David B. Larson, MD, MBA, Chair of the American College of Radiology® (ACR®) Commission on Quality and Safety, member of the ACR Board of Chancellors, and Professor and Vice Chair of Education and Clinical Operations in the Department of Radiology at the Stanford University School of Medicine, contributed this piece.
Radiologists and other healthcare professionals continually strive to provide great quality care for patients. But achieving consistent excellent outcomes in a complex clinical environment is challenging, requiring the coordination of skilled teams, work processes, equipment, data, electronic systems and many other elements—a daunting task for those who have never led an improvement project.

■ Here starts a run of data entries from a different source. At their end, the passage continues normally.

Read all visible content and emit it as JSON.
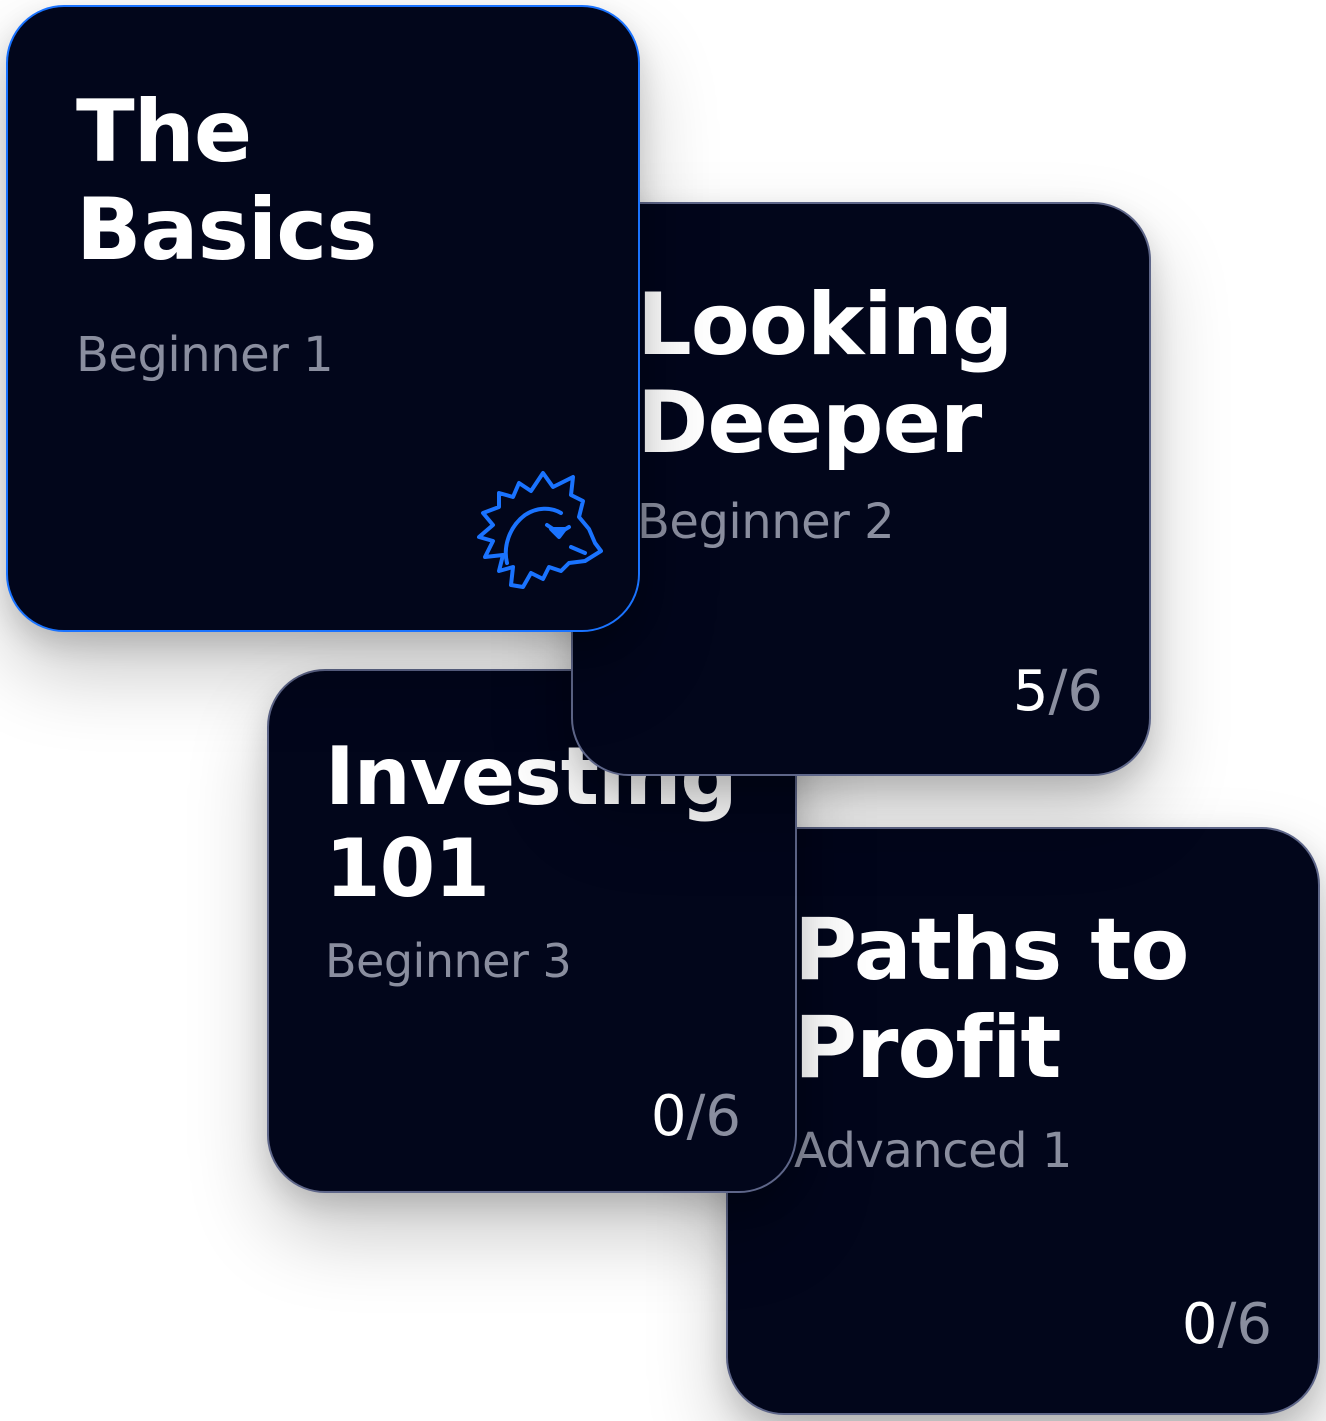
{
  "cards": [
    {
      "title_line1": "The",
      "title_line2": "Basics",
      "level": "Beginner 1",
      "icon": "lion-head-icon",
      "accent_color": "#1a73ff",
      "state": "active"
    },
    {
      "title_line1": "Looking",
      "title_line2": "Deeper",
      "level": "Beginner 2",
      "progress_done": "5",
      "progress_sep": "/",
      "progress_total": "6"
    },
    {
      "title_line1": "Investing",
      "title_line2": "101",
      "level": "Beginner 3",
      "progress_done": "0",
      "progress_sep": "/",
      "progress_total": "6"
    },
    {
      "title_line1": "Paths to",
      "title_line2": "Profit",
      "level": "Advanced 1",
      "progress_done": "0",
      "progress_sep": "/",
      "progress_total": "6"
    }
  ],
  "colors": {
    "card_background": "#02061b",
    "card_border": "#5e6689",
    "title_text": "#ffffff",
    "muted_text": "#8a8e9f"
  }
}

Frontline staff and leaders at local institutions are best equipped to solve real-world problems that matter to patients, but they need support. Teams from multiple institutions can coordinate their efforts as “improvement collaboratives,” simultaneously working on the same problem at their local sites, sharing performance metrics, developing solutions and sharing strategies that produce lasting change.
The ACR has received a generous grant from the Gordon and Betty Moore Foundation to develop the ACR Learning Network. I’m privileged to lead the Network, which consists of four initial Improvement Collaboratives, each led by a radiologist expert who will supervise local improvement teams at multiple sites:
- The Lung Cancer Screening Improvement Collaborative, led by Neville Irani, MD, aims to improve lung cancer screening rates.
- The Mammography Positioning Improvement Collaborative, led by Sarah Pittman, MD, aims to establish and maintain consistent, excellent mammographic positioning.
- The Prostate MR Image Quality Improvement Collaborative, led by Andrei Purysko, MD, aims to enable the simultaneous development of effective image quality measures for prostate MRI and to improve prostate MR image quality.
- The Recommendations Follow-Up Improvement Collaborative, led by Ben Wandtke, MD, aims to identify optimal methods to improve follow-up compliance and promote the proliferation of safety net tracking systems that function more effectively and efficiently than current programs.
Each Improvement Collaborative is supported by a structured program for training in improvement methods, adapted from a five-month program I’ve led at Stanford for the past seven years, in which we have supported more than 200 large improvement projects with more than 1,500 graduates from across the medical center.
Leading this program has taught me that when dedicated individuals are given the tools and support, they will be successful in making meaningful change, even on the most difficult topics. Each of the areas listed above are challenges that have significant impact on patient outcomes. We look forward to tackling these difficult topics together. I am confident that, as mutually supportive teams, we will move the needle for the benefit of our patients.